- Classification: Division I
- Season: 1987–88
- Teams: 10
- Site: Pete Maravich Assembly Center Baton Rouge, Louisiana
- Champions: Kentucky (16th title)
- Winning coach: Eddie Sutton (2nd title)
- MVP: Rex Chapman (Kentucky)
- Attendance: 126,832
- Television: Jefferson-Pilot Teleproductions (First and Second Rounds, and semifinals) NBC (Kentucky-LSU Semifinal) ABC (Championship Game)

= 1988 SEC men's basketball tournament =

American college basketball postseason tournament

The 1988 SEC Men's Basketball Tournament took place from March 10–13, 1988 at the Pete Maravich Assembly Center in Baton Rouge, Louisiana. Kentucky won the tournament and received the SEC's automatic bid to the NCAA Division I men's basketball tournament, defeating Georgia by a score of 62–57. Kentucky's championship was later vacated due to NCAA violations. The Wildcats were also placed on probation.
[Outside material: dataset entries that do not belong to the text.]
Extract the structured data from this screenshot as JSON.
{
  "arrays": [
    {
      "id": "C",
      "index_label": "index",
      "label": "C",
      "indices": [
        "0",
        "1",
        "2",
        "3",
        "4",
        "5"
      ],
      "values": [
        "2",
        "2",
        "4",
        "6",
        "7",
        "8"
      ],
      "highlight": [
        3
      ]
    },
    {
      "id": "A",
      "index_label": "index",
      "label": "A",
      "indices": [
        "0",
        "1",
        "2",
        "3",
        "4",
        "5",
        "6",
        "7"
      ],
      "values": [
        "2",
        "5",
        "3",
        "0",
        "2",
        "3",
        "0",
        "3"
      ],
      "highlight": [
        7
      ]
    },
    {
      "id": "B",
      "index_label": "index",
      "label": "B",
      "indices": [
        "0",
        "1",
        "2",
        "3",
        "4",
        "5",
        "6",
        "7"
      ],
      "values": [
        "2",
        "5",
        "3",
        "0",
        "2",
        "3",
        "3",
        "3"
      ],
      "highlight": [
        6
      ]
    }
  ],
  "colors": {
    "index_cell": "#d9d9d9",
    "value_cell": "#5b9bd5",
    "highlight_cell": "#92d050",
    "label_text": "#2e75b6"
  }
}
Jefferson-Pilot Teleproductions (in its second season of producing regionally syndicated SEC basketball games) provided television coverage of the first round, the quarterfinals, and the semifinals. The Kentucky-LSU Semifinal aired on NBC with Marv Albert and Bucky Waters calling the action. Coverage of the championship game was broadcast on the ABC Television Network through its sports division, ABC Sports.